I have an instance of PostgreSQL on DigitalOcean. A part of the tables are stored in tablespaces on a separate machine (block volume).

Around 90% of the block volume were full when I tried altering some fields in Django. My command was unable to succeed due to the small free disk space available. As soon as the process was killed, I saw that my block volume is 100% full.

The question is, how to figure out what tables have consumed the 10% of space that had been available. I believe those are some system tables or temporary tables that Postgres created during the failed migration, and I can see the raw files created during the last day via ftp.

I need to do something to clean up the space to the previous level.

1 Answer 1


I tried altering some fields ... My command was unable to succeed

Postgres writes new row versions when updating anything. When the transaction succeeds (commits), those become visible and the old row versions are dead as soon as no older transaction is still running.

If your transaction fails (as it obviously did), the transaction is rolled back, and those new row versions themselves become dead tuples.

That's the nature of PostgreSQL's MVCC model. Use VACUUM to free up disk space occupied by dead tuples. If your failed operation mostly occupies data pages at the physical end of the file holding your table, plain VACUUM might be able to free up some or all of the that space. (Which would be fortunate, as VACUUM is less invasive and much cheaper than VACUUM FULL.) Else you need VACUUM FULL:

VACUUM FULL tablename;

Takes an exclusive lock, and also may take some time for big tables!

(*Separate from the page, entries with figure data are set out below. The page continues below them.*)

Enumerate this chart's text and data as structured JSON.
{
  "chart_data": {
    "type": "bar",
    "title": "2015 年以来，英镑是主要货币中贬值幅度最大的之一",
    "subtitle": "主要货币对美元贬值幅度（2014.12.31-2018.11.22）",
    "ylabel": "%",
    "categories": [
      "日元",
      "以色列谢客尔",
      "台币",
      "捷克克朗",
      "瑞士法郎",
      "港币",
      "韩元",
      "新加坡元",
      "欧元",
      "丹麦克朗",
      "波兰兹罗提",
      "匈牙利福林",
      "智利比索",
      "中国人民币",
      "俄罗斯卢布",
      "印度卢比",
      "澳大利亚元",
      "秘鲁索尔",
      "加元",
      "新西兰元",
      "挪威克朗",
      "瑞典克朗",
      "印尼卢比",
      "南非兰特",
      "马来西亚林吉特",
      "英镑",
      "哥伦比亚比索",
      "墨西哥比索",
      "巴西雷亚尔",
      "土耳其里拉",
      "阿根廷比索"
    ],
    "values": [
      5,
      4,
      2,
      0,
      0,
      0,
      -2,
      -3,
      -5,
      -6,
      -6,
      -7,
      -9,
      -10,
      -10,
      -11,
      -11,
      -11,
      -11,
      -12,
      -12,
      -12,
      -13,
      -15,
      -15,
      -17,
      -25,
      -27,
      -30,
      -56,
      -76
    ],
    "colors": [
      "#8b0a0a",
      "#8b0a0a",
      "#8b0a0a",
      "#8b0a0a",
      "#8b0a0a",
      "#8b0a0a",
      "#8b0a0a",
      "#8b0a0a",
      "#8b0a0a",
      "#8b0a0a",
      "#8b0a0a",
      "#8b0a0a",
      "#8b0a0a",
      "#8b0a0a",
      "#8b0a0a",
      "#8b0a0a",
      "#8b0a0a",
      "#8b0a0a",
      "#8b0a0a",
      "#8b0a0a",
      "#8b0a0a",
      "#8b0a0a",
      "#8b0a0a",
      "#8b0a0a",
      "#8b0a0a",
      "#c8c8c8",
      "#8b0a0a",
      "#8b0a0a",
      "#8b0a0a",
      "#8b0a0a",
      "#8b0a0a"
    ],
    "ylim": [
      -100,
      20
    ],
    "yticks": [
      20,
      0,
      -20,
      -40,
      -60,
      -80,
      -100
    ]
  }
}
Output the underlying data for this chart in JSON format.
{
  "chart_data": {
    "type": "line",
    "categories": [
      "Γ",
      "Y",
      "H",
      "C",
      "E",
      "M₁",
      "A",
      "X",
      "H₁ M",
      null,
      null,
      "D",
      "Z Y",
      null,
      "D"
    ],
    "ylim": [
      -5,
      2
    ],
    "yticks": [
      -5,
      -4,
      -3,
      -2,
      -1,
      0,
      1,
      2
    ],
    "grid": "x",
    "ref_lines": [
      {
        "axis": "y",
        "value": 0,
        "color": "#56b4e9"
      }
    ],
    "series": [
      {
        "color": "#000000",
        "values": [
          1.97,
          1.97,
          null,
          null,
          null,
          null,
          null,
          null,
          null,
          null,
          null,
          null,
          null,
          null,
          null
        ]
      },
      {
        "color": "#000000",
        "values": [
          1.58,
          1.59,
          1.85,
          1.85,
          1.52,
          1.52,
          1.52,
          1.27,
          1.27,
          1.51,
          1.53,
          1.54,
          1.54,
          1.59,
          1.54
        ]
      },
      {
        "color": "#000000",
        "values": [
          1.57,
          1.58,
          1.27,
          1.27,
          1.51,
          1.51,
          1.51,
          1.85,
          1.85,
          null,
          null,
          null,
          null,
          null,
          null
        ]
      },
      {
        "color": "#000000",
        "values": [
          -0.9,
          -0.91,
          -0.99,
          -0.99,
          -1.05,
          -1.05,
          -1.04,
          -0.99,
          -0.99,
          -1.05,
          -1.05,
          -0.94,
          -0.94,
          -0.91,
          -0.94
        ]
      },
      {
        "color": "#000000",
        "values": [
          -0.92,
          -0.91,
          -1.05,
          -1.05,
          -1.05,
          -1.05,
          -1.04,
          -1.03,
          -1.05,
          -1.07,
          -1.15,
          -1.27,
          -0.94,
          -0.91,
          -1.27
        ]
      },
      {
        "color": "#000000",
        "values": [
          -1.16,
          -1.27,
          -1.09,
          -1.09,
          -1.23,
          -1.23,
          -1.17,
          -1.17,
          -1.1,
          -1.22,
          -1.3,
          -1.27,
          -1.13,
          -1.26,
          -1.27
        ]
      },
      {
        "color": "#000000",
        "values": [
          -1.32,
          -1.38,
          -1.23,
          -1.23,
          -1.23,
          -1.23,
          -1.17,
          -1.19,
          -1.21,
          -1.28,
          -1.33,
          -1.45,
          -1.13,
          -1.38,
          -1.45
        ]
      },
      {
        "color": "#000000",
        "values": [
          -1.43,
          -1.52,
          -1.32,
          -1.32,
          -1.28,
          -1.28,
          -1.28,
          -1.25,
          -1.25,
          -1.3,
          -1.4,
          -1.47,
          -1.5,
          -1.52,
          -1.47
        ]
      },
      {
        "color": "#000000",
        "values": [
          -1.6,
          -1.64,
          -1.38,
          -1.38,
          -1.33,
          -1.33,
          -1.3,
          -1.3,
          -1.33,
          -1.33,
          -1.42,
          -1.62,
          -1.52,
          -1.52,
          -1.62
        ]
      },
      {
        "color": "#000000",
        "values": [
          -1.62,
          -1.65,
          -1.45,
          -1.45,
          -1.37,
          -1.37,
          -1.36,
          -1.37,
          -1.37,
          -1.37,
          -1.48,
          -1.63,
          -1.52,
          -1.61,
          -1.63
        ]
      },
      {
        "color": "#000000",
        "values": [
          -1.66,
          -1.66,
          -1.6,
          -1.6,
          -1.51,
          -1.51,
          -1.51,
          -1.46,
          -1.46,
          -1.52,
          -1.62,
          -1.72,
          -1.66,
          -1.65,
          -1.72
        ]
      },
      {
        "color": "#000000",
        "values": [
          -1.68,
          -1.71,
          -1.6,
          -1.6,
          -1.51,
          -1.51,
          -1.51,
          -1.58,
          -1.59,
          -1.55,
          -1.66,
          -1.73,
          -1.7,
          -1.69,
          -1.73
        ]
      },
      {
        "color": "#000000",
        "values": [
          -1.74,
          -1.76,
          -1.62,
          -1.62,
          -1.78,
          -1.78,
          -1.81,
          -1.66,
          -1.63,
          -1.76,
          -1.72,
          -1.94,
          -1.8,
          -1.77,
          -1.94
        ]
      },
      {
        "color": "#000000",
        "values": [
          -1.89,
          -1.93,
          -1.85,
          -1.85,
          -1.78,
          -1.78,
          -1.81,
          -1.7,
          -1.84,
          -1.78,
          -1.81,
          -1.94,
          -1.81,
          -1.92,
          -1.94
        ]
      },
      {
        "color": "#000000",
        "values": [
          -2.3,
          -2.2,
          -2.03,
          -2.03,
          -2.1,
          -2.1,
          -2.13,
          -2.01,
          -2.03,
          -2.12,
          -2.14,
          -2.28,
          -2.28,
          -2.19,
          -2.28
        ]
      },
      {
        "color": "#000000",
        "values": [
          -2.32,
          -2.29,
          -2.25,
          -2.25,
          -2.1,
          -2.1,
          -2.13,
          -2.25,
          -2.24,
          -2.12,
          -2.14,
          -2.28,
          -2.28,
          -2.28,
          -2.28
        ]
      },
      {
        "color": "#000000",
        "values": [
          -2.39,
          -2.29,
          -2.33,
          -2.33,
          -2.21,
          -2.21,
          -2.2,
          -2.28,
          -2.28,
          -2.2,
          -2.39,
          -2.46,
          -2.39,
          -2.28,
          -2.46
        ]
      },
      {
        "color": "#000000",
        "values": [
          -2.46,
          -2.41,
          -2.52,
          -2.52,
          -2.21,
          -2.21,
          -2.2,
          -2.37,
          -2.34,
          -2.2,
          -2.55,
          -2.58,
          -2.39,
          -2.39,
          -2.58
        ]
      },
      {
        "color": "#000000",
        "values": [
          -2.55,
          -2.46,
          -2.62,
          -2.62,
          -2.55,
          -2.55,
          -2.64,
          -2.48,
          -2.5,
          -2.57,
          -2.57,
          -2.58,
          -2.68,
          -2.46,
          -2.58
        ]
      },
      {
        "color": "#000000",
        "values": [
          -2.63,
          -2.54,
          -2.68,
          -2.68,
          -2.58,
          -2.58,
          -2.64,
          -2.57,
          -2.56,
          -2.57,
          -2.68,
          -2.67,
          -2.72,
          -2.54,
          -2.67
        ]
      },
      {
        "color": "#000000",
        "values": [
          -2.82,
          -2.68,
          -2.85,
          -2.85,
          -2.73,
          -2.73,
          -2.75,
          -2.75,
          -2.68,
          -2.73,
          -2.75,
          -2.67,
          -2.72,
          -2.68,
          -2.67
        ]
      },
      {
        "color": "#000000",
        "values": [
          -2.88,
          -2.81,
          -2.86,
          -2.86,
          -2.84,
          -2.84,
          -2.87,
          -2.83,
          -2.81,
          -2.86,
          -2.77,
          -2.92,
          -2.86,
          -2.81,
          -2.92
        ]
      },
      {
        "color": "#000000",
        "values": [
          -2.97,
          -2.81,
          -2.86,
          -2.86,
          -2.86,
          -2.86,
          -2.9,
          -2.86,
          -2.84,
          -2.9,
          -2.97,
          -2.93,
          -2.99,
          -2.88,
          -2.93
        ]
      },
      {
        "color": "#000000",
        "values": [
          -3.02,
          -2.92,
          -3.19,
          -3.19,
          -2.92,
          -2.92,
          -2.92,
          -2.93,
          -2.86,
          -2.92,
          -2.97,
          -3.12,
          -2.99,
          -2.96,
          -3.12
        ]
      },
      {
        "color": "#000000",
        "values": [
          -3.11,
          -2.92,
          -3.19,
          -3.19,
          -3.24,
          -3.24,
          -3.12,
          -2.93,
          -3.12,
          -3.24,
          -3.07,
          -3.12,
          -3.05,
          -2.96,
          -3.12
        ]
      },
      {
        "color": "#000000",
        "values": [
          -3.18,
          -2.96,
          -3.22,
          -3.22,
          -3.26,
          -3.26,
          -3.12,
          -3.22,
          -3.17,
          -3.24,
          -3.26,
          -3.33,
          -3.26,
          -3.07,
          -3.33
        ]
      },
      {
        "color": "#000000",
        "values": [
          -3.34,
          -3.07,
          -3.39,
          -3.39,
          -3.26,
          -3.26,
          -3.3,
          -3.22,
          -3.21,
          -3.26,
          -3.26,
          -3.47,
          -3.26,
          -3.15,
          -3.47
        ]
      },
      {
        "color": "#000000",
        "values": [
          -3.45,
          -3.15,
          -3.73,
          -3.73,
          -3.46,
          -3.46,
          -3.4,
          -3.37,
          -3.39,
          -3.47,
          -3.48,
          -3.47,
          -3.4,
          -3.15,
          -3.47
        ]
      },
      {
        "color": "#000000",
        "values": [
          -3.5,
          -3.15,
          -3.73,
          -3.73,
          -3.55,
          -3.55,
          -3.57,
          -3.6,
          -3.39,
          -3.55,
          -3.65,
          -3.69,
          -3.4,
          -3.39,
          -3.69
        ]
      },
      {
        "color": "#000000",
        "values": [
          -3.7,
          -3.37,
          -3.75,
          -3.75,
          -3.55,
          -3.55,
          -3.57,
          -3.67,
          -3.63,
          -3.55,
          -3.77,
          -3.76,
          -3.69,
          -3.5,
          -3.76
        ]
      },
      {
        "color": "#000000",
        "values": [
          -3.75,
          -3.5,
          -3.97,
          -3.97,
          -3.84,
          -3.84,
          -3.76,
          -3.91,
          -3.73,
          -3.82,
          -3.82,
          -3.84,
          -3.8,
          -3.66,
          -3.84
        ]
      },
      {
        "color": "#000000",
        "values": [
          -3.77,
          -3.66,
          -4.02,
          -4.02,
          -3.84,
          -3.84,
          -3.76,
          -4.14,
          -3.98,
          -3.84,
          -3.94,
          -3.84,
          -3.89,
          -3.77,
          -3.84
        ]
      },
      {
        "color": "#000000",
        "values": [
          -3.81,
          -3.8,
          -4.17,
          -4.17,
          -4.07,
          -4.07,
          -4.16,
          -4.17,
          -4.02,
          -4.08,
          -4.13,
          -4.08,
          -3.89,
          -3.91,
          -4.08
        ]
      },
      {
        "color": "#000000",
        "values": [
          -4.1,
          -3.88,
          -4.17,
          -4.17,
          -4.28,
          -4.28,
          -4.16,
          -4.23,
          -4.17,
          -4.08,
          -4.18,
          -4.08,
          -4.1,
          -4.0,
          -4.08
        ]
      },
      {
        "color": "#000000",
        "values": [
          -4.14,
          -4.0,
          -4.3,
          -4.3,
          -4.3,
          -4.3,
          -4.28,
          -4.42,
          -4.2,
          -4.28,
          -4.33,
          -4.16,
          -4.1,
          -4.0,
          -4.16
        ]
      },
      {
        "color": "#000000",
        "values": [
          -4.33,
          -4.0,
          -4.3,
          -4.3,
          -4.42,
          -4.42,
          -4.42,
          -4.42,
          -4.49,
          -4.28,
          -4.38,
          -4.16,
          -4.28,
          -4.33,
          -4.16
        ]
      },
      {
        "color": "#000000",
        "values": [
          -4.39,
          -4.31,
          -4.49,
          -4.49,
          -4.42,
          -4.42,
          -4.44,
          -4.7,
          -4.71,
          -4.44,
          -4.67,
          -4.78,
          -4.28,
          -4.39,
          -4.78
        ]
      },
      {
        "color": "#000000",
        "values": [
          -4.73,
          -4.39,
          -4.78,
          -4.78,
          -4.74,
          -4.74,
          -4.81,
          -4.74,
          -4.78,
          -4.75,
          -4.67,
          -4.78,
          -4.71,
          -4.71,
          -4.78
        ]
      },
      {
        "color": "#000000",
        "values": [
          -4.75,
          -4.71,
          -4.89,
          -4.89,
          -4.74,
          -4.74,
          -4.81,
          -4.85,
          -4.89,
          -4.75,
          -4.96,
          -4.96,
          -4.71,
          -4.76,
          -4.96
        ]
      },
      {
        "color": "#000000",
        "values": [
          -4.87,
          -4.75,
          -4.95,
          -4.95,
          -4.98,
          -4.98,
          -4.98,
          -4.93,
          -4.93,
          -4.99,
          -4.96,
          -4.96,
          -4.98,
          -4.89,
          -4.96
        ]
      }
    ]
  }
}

If autovacuum is running (as it should and is per default), chances are that some of the space is freed up after some time automatically.

VACUUM FULL rewrites the whole table, so it needs plenty of free space as "wiggle room". You obviously don't have enough, so read the chapter "Disk full" in this related answer:


One more option. You mentioned:

tablespaces on a separate machine

If there is enough free space on a different TABLESPACE, you can (temporarily) change the tablespace for the table, which results in migrating the table to the different storage location. ALTER TABLE can do that:

This form changes the table's tablespace to the specified tablespace and moves the data file(s) associated with the table to the new tablespace. Indexes on the table, if any, are not moved; but they can be moved separately with additional SET TABLESPACE commands.


ALTER TABLE name SET TABLESPACE new_tablespace;

The name of the default tablespace is pg_default by default (sic!). If in doubt, read the chapter "Tablespaces" in the manual.

pg_dump / restore

If all else fails, a dump-restore cycle can save you, as that implicitly removes all dead tuples and rewrites the table in pristine condition.

  • Yes, thanks, I have thought of VACUUM CLEAN. However, this command is unavailable due to the fact that there is no space left on the device. I have tried truncating some tables, but to no avail. I have also tried expanding the size of the block volume, but I can't due to the same reason: the disk is full.
    – Edmond
    May 22, 2021 at 15:47
  • @Edmond: have you tried a plain VACUUM first? Might help. (There is no VACUUM CLEAN in Postgres.) If all else fails, a dump-restore cycle can save you, as that implicitly removes all dead tuples and rewrites the table in pristine condition May 22, 2021 at 15:51
  • Thanks. I was finally able to resize my block volume and thus run VACUUM FULL. I hope that your answer will be useful to others running into the same issue.